Au moment où le docteur Herbin rentrait dans les cours, il rencontra un employé supérieur de la maison qui lui dit:

– Ah! mon cher monsieur Herbin, vous ne sauriez vous imaginer à quelle scène je viens d’assister. Pour un observateur comme vous, c’eût été une source inépuisable.

– Comment donc? quelle scène?

– Vous savez que nous avons ici deux femmes condamnées à mort, la mère et la fille, qui seront exécutées demain?

– Sans doute.

– Eh bien! de ma vie je n’ai vu une audace et un sang-froid pareils à celui de la mère. C’est une femme infernale.

– N’est-ce pas cette veuve Martial qui a montré tant de cynisme dans les débats?

– Elle-même.

– Et qu’a-t-elle fait encore?

– Elle avait demandé à être enfermée dans le même cabanon que sa fille jusqu’au moment de leur exécution. On avait accédé à sa demande. Sa fille, beaucoup moins endurcie qu’elle, paraît s’amollir à mesure que le moment fatal approche, tandis que l’assurance diabolique de la veuve augmente encore, s’il est possible. Tout à l’heure le vénérable aumônier de la prison est entré dans leur cachot pour leur offrir les consolations de la religion. La fille se préparait à les accepter, lorsque sa mère, sans perdre un moment son sang-froid glacial, l’a accablée, elle et l’aumônier, de si indignes sarcasmes, que ce vénérable prêtre a dû quitter le cachot après avoir en vain tenté de faire entendre quelques saintes paroles à cette femme indomptable.

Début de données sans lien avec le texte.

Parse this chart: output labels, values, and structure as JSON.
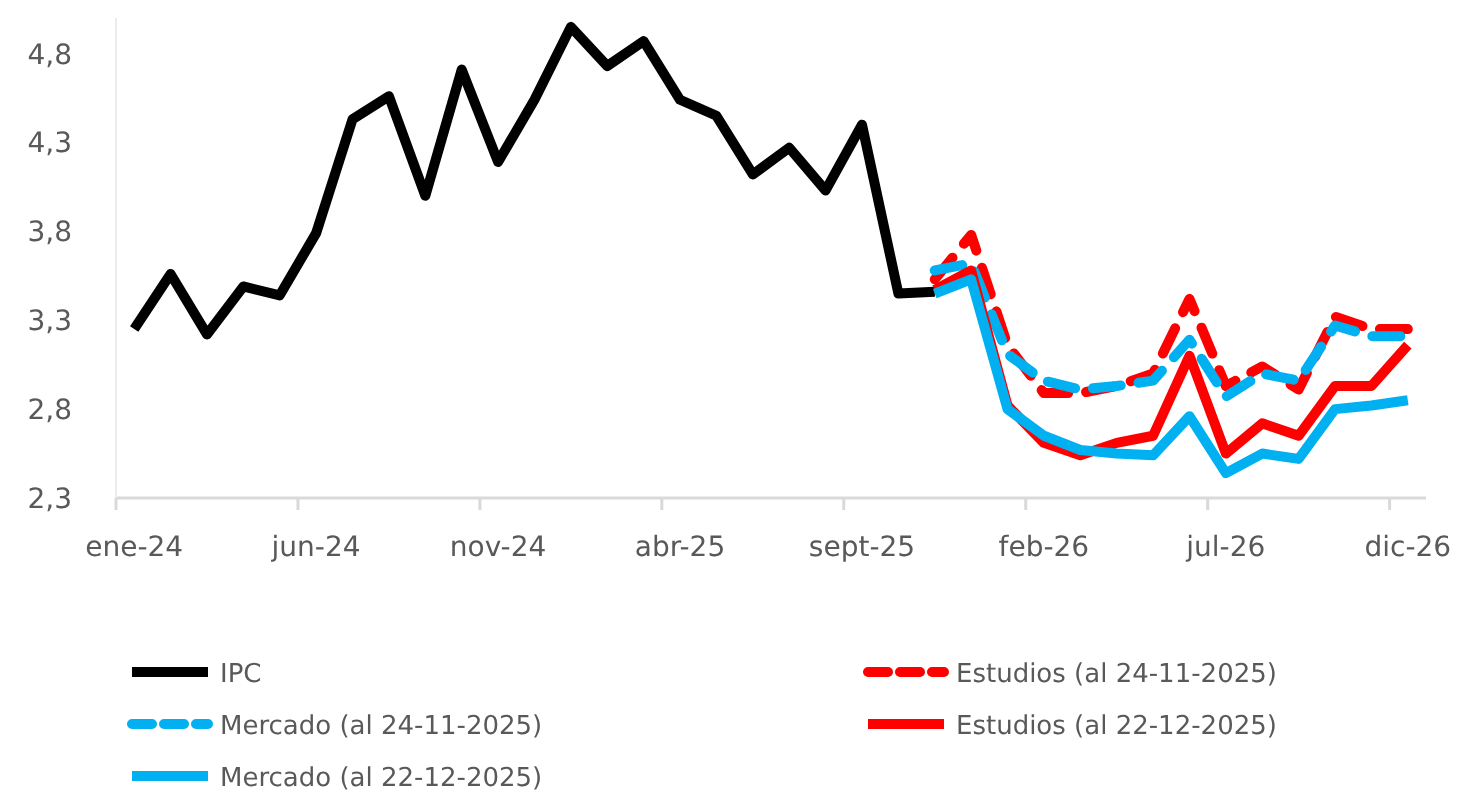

– À la veille de monter à l’échafaud! une telle audace est vraiment effrayante, dit le docteur.

– Du reste, on dirait une de ces familles poursuivies par la fatalité antique. Le père est mort sur l’échafaud, un autre fils est au bagne, un autre, aussi condamné à mort, s’est dernièrement évadé. Le fils aîné seul et deux jeunes enfants ont échappé à cette épouvantable contagion. Pourtant cette femme a fait demander à ce fils aîné, le seul honnête homme de cette exécrable race, de venir demain matin recevoir ses dernières volontés.

– Quelle entrevue!

– Vous n’êtes pas curieux d’y assister?

– Franchement non. Vous connaissez mes principes au sujet de la peine de mort, et je n’ai pas besoin d’un si affreux spectacle pour m’affermir encore dans ma manière de voir. Si cette terrible femme porte son caractère indomptable jusque sur l’échafaud, quel déplorable exemple pour le peuple!

– Il y a encore quelque chose dans cette double exécution qui me paraît très-singulier, c’est le jour qu’on a choisi pour la faire.

– Comment?

– C’est aujourd’hui la mi-carême.

– Eh bien?

– Demain l’exécution a lieu à sept heures. Or, des bandes de gens déguisés, qui auront passé cette nuit dans les bals de barrières, se croiseront nécessairement, en rentrant dans Paris, avec le funèbre cortège.

– Vous avez raison, ce sera un contraste hideux.

– Sans compter que de la place de l’exécution, barrière Saint-Jacques, on entendra au loin la musique des guinguettes environnantes, car, pour fêter le dernier jour du carnaval, on danse dans ces cabarets jusqu’à dix et onze heures du matin.

Le lendemain le soleil se leva radieux, éblouissant.

À quatre heures du matin, plusieurs piquets d’infanterie et de cavalerie vinrent entourer et garder les abords de Bicêtre.

Nous conduirons le lecteur dans le cabanon où se trouvaient réunies la veuve du supplicié et sa fille Calebasse.